North Korea reportedly launched two short-range ballistic missiles into the Sea of Japan on Sunday morning, boosting tensions ahead of another round of talks Tuesday with Tokyo on the abduction issue.

According to South Korea’s Yonhap news agency, South Korean military officials said two missiles with a range of 500 km were fired from Wonsan, on North Korea’s eastern coast, between 4:50 a.m. and 4:58 a.m.

A North Korean Foreign Ministry official told Kyodo News that the launch was part of routine military exercises and would have “no influence” on the abduction talks.

The missiles were probably fired to show off Pyongyang’s military might ahead of a visit to Seoul by Chinese President Xi Jinping on July 3 and 4, Yonhap quoted South Korean military sources as saying.

The launch was the second in the Sea of Japan, which South Korea calls the East Sea, in three days, following the firing of what Pyongyang called a “cutting edge” precision-guided missile Thursday.

Japan’s Defense Ministry confirmed that multiple ballistic missiles were fired into the Sea of Japan on Sunday morning, but no further details were immediately available.

Defense Minister Itsunori Onodera told reporters that the launches would raise concerns among neighboring countries, and do nothing to further the abduction talks.

“If (the North) keeps firings missiles, it would pose a grave problem for neighboring countries,” he said.

“Various negotiations with North Korea have been arranged right now (over the abduction issue).
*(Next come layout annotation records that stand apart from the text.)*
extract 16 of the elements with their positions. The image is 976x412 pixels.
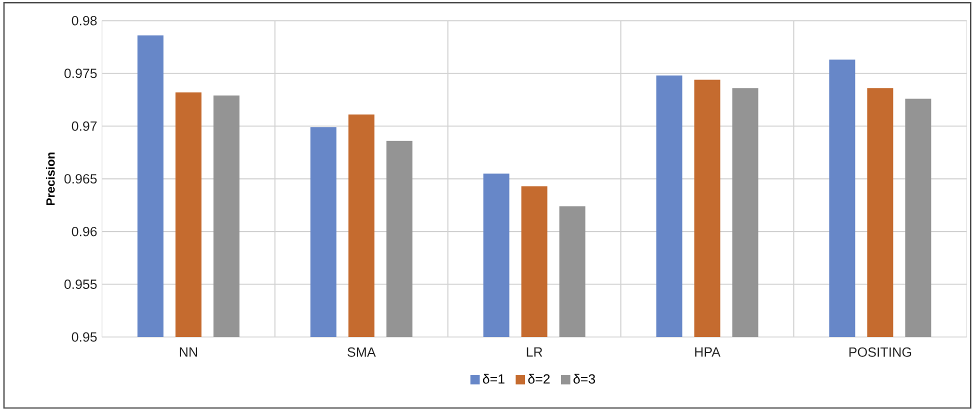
y-tick-label: 0.97 (72, 121, 97, 131)
x-tick-label: HPA (695, 347, 720, 357)
legend-label: δ=1 (482, 374, 504, 384)
y-tick-label: 0.96 (72, 226, 97, 236)
y-axis-title: Precision (46, 152, 55, 206)
x-tick-label: SMA (348, 347, 376, 357)
x-tick-label: NN (180, 347, 198, 357)
y-tick-label: 0.965 (64, 174, 97, 184)
y-tick-label: 0.975 (64, 68, 97, 78)
y-tick-label: 0.955 (64, 280, 97, 289)
y-tick-label: 0.98 (72, 16, 97, 26)
legend-label: δ=2 (528, 374, 550, 384)
x-tick-label: POSITING (849, 347, 912, 357)
x-tick-label: LR (526, 347, 542, 357)
legend-label: δ=3 (574, 374, 596, 384)
y-tick-label: 0.95 (72, 332, 97, 342)
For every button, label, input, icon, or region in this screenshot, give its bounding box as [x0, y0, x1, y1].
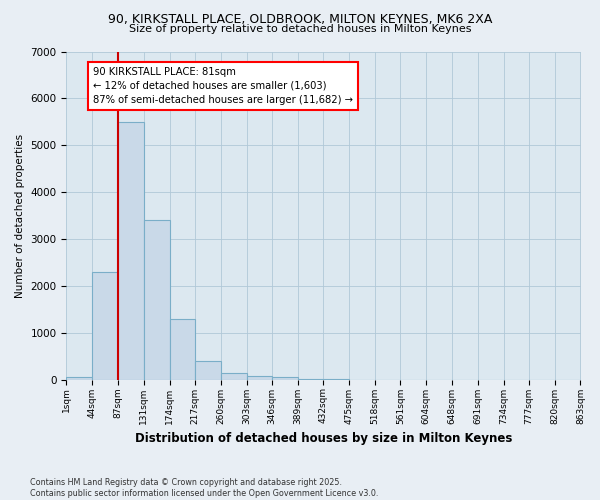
Bar: [92, 272, 118, 380]
Bar: [170, 318, 195, 380]
Y-axis label: Number of detached properties: Number of detached properties: [15, 134, 25, 298]
Bar: [67, 378, 92, 380]
Text: 90, KIRKSTALL PLACE, OLDBROOK, MILTON KEYNES, MK6 2XA: 90, KIRKSTALL PLACE, OLDBROOK, MILTON KE…: [108, 12, 492, 26]
Bar: [247, 376, 272, 380]
Bar: [195, 361, 221, 380]
Bar: [272, 378, 298, 380]
Text: Size of property relative to detached houses in Milton Keynes: Size of property relative to detached ho…: [129, 24, 471, 34]
Bar: [118, 122, 144, 380]
Bar: [221, 372, 247, 380]
X-axis label: Distribution of detached houses by size in Milton Keynes: Distribution of detached houses by size …: [135, 432, 512, 445]
Bar: [144, 220, 170, 380]
Text: 90 KIRKSTALL PLACE: 81sqm
← 12% of detached houses are smaller (1,603)
87% of se: 90 KIRKSTALL PLACE: 81sqm ← 12% of detac…: [93, 66, 353, 104]
Text: Contains HM Land Registry data © Crown copyright and database right 2025.
Contai: Contains HM Land Registry data © Crown c…: [30, 478, 379, 498]
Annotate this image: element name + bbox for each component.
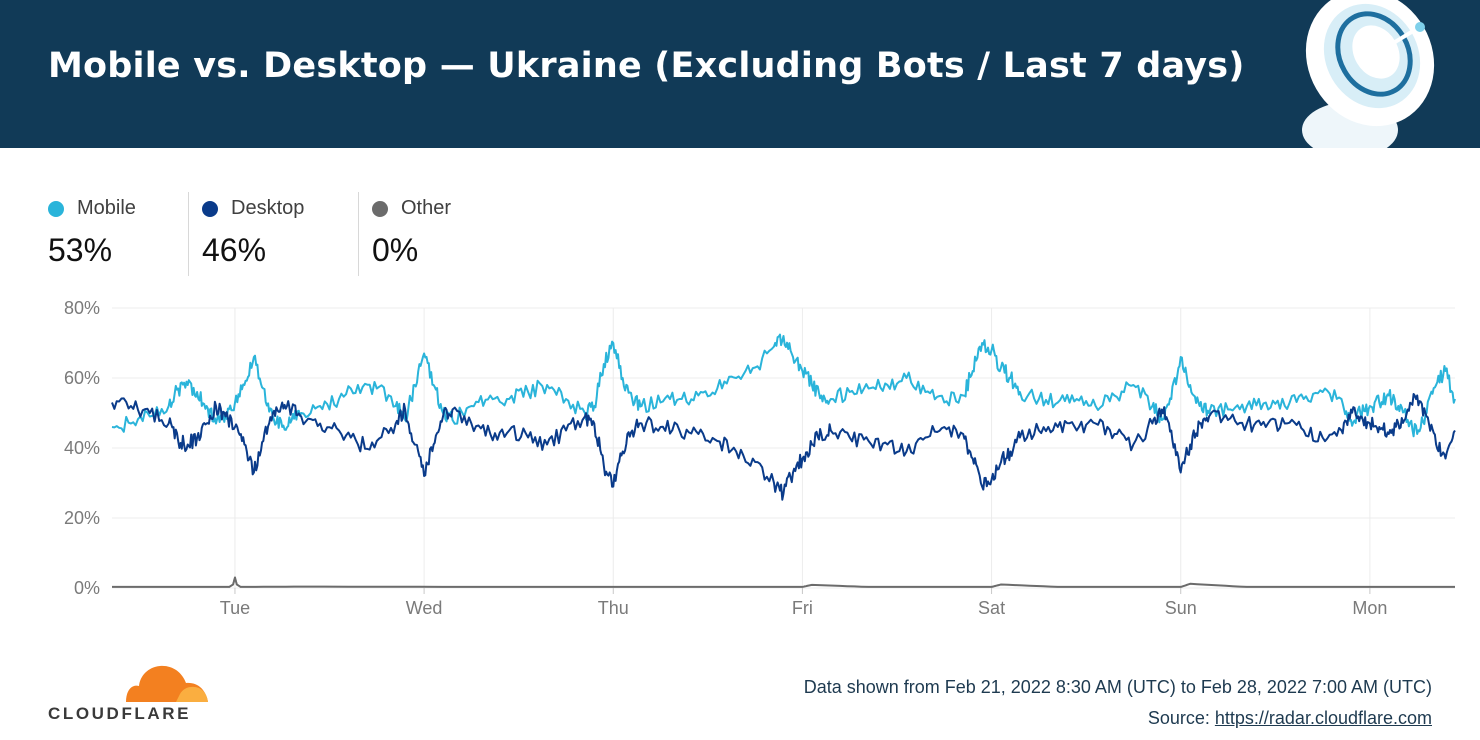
- x-tick-label: Sat: [978, 598, 1005, 618]
- y-tick-label: 40%: [64, 438, 100, 458]
- series-line-other: [112, 576, 1455, 588]
- logo-wordmark: CLOUDFLARE: [48, 704, 192, 723]
- legend-value: 53%: [48, 232, 113, 268]
- legend-value: 46%: [202, 232, 267, 268]
- y-tick-label: 60%: [64, 368, 100, 388]
- legend-item-desktop: Desktop 46%: [202, 192, 352, 276]
- legend-value: 0%: [372, 232, 419, 268]
- x-tick-label: Mon: [1352, 598, 1387, 618]
- source-line: Source: https://radar.cloudflare.com: [804, 703, 1432, 734]
- legend-item-other: Other 0%: [372, 192, 512, 276]
- date-range-text: Data shown from Feb 21, 2022 8:30 AM (UT…: [803, 677, 1432, 697]
- series-line-mobile: [111, 333, 1456, 438]
- header-banner: Mobile vs. Desktop — Ukraine (Excluding …: [0, 0, 1480, 148]
- cloud-icon: [126, 665, 208, 702]
- footer-note: Data shown from Feb 21, 2022 8:30 AM (UT…: [804, 672, 1432, 734]
- mobile-dot-icon: [48, 201, 64, 217]
- legend-divider: [188, 192, 189, 276]
- line-chart: 0% 20% 40% 60% 80% Tue Wed Thu Fri Sat Sun Mon: [64, 298, 1456, 618]
- legend-item-mobile: Mobile 53%: [48, 192, 188, 276]
- legend-label: Desktop: [231, 197, 305, 219]
- page-title: Mobile vs. Desktop — Ukraine (Excluding …: [48, 46, 1245, 86]
- other-dot-icon: [372, 201, 388, 217]
- y-tick-label: 20%: [64, 508, 100, 528]
- desktop-dot-icon: [202, 201, 218, 217]
- source-link[interactable]: https://radar.cloudflare.com: [1214, 708, 1432, 728]
- legend-label: Other: [401, 197, 452, 219]
- x-tick-label: Thu: [598, 598, 629, 618]
- x-tick-label: Tue: [220, 598, 250, 618]
- legend-label: Mobile: [77, 197, 136, 219]
- y-tick-label: 0%: [74, 578, 100, 598]
- cloudflare-logo: CLOUDFLARE: [48, 662, 208, 724]
- source-label: Source:: [1147, 708, 1210, 728]
- x-tick-label: Wed: [406, 598, 443, 618]
- legend-divider: [358, 192, 359, 276]
- x-tick-label: Sun: [1165, 598, 1197, 618]
- series-line-desktop: [111, 393, 1456, 501]
- radar-dish-icon: [1302, 0, 1435, 148]
- y-tick-label: 80%: [64, 298, 100, 318]
- x-tick-label: Fri: [792, 598, 813, 618]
The firing won’t benefit them,” Onodera said, adding that Japan had already filed a protest with North Korea through its embassy in Beijing.

United Nations resolutions ban the North from launching ballistic missiles.

Whether Prime Minister Shinzo Abe’s Cabinet will continue diplomatic talks on the abduction issue is expected to be the focus of public attention in Japan.

When Pyongyang test-fired ballistic missiles in December 2012, the Cabinet of then-Prime Minister Yoshihiko Noda suspended diplomatic talks that were being held with Pyongyang in protest.

Later Sunday, Foreign Minister Fumio Kishida told reporters that he was not thinking of changing the schedule of the abduction talks, which are scheduled to be held Tuesday in Beijing, according to Kyodo News.

At a meeting in Fukuoka of family members of Japanese abducted by the North, Keiji Furuya, minister in charge of the abduction issue, said the launches were “within expectations,” adding that the government is committed to resolving the issue.

Tokyo says at least 17 Japanese were abducted by North Korean spies in the 1970s and ’80s. In 2002, the North allowed five to return to Japan and claimed the rest had died or never even entered North Korea.

Abe has apparently staked his hopes on the next round of talks, after the North promised to set up an investigation committee to look into the abductions and for possible survivors.

In return, Japan has promised to lift some of its economic sanctions against the North. However, it has reserved the right to halt the lifting of sanctions if it finds the committee “untrustworthy.”